Suara.com - Koordinator Nasional Jaringan Advokasi Tambang (JATAM), Melky Nahar, menegaskan bahwa konflik tambang di Halmahera Timur tidak boleh dipandang sebatas perseteruan antara warga pro dan kontra. Menurutnya, kedua kelompok masyarakat tersebut pada dasarnya adalah korban dari sistem ekonomi ekstraktif yang merusak ruang hidup mereka.

“Dalam perspektif kami di JATAM, baik warga yang pro maupun yang kontra, semua adalah bagian dari korban yang sama,” ujar Melky dalam keterangannya, Senin (10/11/2025).

Melky menjelaskan, masyarakat di sekitar wilayah operasi perusahaan seperti PT Position dan PT WKM sangat bergantung pada sumber daya alam. Kehadiran industri tambang justru mengancam alat produksi utama mereka, yaitu tanah, hutan, dan air.

“Mayoritas warga di sana mata pencahariannya sangat bergantung pada tanah, hutan, dan air, bukan pada tambang yang tidak menjanjikan kesejahteraan di masa depan,” lanjutnya.

Lebih lanjut, Melky menuding bahwa perpecahan di tengah masyarakat bukanlah konflik alami, melainkan hasil dari strategi sistematis yang dijalankan oleh korporasi bersama oknum birokrasi lokal dan politisi. Pola 'adu domba' ini, menurutnya, sengaja diciptakan untuk melemahkan perlawanan warga.

“Jejaring operasi yang didesain secara sistematis oleh korporasi, yang bersekongkol dengan birokrasi lokal, inilah yang menyulitkan warga Maba Sangaji dan sekitarnya,” ujarnya.

Oleh karena itu, ia mendorong masyarakat untuk memperkuat solidaritas internal, termasuk melalui lembaga adat, agar tidak mudah dipecah belah oleh kepentingan perusahaan.
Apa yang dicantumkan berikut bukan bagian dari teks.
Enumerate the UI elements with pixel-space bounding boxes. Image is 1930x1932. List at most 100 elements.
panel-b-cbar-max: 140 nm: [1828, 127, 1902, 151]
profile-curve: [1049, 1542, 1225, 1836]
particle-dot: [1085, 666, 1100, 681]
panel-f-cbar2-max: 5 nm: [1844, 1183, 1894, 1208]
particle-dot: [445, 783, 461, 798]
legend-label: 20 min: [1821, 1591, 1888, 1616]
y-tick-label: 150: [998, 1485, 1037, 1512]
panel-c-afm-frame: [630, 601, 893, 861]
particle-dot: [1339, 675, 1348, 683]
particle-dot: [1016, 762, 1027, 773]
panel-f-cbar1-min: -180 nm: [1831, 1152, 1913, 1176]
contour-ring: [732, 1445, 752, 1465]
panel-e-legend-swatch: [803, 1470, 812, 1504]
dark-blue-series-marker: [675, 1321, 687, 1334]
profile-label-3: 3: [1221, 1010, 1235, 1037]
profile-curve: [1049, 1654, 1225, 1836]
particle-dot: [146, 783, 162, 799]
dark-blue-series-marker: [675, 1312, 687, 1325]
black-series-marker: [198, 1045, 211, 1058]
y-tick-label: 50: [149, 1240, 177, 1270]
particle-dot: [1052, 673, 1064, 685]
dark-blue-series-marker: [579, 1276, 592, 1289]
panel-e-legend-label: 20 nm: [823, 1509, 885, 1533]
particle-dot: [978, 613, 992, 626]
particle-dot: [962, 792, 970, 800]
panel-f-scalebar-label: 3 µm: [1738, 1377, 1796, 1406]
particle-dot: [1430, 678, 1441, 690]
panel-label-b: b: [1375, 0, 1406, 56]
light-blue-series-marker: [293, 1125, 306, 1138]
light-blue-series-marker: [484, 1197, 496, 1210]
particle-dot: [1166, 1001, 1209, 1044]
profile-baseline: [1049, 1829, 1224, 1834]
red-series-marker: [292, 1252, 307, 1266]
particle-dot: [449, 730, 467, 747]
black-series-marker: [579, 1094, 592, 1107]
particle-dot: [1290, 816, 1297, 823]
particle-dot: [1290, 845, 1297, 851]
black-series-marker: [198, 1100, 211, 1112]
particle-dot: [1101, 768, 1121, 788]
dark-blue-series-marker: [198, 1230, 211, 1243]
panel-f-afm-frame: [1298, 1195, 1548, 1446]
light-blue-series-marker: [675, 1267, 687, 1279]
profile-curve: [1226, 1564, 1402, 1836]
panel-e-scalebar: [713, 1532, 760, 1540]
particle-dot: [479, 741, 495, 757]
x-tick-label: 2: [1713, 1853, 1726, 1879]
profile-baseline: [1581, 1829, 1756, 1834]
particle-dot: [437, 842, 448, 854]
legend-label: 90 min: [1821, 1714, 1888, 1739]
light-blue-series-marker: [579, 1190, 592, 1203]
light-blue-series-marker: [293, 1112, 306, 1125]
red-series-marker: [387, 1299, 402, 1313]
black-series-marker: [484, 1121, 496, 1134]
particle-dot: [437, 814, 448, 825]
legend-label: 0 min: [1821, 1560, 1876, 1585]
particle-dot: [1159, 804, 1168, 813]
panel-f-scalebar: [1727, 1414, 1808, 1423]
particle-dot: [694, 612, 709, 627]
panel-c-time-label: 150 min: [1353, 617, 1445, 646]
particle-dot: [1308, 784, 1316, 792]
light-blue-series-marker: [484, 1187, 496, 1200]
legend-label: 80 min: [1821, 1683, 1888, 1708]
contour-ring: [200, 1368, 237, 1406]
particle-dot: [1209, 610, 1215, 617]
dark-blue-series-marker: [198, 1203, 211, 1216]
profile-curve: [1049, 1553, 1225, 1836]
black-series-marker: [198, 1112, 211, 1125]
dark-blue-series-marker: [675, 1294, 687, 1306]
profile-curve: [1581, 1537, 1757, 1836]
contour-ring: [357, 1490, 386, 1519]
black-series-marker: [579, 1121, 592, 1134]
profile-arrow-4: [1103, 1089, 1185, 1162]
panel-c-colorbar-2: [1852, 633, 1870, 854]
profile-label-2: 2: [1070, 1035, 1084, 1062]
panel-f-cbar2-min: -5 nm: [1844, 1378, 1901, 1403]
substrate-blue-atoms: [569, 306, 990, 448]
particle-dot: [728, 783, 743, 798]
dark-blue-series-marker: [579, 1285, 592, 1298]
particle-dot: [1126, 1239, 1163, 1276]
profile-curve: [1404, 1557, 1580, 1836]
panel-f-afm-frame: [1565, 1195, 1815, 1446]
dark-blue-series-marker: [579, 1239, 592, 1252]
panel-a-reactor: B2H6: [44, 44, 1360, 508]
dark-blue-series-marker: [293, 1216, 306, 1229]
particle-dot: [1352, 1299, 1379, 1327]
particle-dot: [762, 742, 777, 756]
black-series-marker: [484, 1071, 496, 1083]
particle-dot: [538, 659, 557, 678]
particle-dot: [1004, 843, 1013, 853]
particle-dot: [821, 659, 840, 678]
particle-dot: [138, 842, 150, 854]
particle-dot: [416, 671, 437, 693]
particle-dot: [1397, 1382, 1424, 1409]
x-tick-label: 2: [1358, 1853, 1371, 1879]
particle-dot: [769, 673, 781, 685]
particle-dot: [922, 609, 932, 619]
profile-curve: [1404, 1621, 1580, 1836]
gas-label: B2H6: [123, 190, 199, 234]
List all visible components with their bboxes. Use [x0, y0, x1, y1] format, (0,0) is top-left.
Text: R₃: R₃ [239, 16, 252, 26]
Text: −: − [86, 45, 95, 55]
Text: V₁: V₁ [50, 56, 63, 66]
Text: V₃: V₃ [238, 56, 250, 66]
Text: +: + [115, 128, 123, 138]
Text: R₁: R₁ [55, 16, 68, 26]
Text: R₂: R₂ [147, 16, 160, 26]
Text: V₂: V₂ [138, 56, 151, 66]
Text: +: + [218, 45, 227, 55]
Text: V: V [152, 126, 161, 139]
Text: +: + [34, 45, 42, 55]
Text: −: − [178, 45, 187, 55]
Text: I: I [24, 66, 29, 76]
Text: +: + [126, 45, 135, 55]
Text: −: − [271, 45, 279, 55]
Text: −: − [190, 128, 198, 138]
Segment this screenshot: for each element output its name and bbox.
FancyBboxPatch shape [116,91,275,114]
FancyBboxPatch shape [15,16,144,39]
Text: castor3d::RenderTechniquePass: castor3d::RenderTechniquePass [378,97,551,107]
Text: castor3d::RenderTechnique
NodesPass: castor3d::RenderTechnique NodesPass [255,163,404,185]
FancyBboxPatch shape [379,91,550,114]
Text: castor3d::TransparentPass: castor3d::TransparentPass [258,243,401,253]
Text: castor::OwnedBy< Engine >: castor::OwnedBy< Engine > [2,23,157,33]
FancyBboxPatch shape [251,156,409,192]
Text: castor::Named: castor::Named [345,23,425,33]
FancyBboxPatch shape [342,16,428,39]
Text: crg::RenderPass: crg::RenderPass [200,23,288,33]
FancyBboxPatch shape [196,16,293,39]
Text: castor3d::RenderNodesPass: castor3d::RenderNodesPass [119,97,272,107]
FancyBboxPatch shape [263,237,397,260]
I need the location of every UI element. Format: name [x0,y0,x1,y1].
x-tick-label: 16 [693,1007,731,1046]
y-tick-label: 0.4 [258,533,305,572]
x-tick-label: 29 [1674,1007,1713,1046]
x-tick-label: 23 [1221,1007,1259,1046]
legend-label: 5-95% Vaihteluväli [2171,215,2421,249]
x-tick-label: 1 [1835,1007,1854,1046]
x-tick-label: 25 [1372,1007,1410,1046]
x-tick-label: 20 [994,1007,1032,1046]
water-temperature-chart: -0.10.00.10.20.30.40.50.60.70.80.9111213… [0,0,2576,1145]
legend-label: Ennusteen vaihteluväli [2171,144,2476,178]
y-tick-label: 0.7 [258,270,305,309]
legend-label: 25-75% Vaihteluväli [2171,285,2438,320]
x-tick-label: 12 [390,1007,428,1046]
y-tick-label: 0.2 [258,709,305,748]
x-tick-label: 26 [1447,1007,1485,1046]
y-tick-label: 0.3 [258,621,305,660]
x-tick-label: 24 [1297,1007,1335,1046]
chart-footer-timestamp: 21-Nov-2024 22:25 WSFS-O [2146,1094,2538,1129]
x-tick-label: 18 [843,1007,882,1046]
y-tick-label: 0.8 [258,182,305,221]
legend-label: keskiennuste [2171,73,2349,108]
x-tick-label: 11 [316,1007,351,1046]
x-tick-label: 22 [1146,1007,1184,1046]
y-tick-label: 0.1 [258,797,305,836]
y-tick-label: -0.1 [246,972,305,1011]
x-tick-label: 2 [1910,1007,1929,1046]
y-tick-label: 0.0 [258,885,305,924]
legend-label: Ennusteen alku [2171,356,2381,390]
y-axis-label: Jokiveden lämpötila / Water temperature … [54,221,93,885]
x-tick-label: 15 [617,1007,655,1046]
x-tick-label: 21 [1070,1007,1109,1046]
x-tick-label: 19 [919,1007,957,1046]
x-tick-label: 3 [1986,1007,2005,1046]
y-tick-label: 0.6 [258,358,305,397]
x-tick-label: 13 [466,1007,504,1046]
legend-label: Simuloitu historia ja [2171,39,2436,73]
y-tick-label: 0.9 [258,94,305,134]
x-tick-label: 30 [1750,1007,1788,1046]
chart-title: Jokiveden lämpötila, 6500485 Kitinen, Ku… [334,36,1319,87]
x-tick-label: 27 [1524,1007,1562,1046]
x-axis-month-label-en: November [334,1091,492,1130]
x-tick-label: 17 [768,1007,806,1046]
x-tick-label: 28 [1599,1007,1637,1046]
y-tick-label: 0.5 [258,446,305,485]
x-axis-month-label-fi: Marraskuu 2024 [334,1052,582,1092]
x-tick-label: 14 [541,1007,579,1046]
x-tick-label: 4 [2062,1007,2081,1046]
Melky juga mengingatkan bahwa persoalan di Maba Sangaji tidak dapat dilihat secara terpisah. Menurutnya, Halmahera merupakan satu kesatuan ekosistem yang saling terhubung, sehingga kerusakan di satu titik akan berdampak luas.

“Membaca Halmahera tidak bisa secara parsial. Satu bagian dirusak, ia akan berdampak pada bagian-bagian yang lain,” jelasnya.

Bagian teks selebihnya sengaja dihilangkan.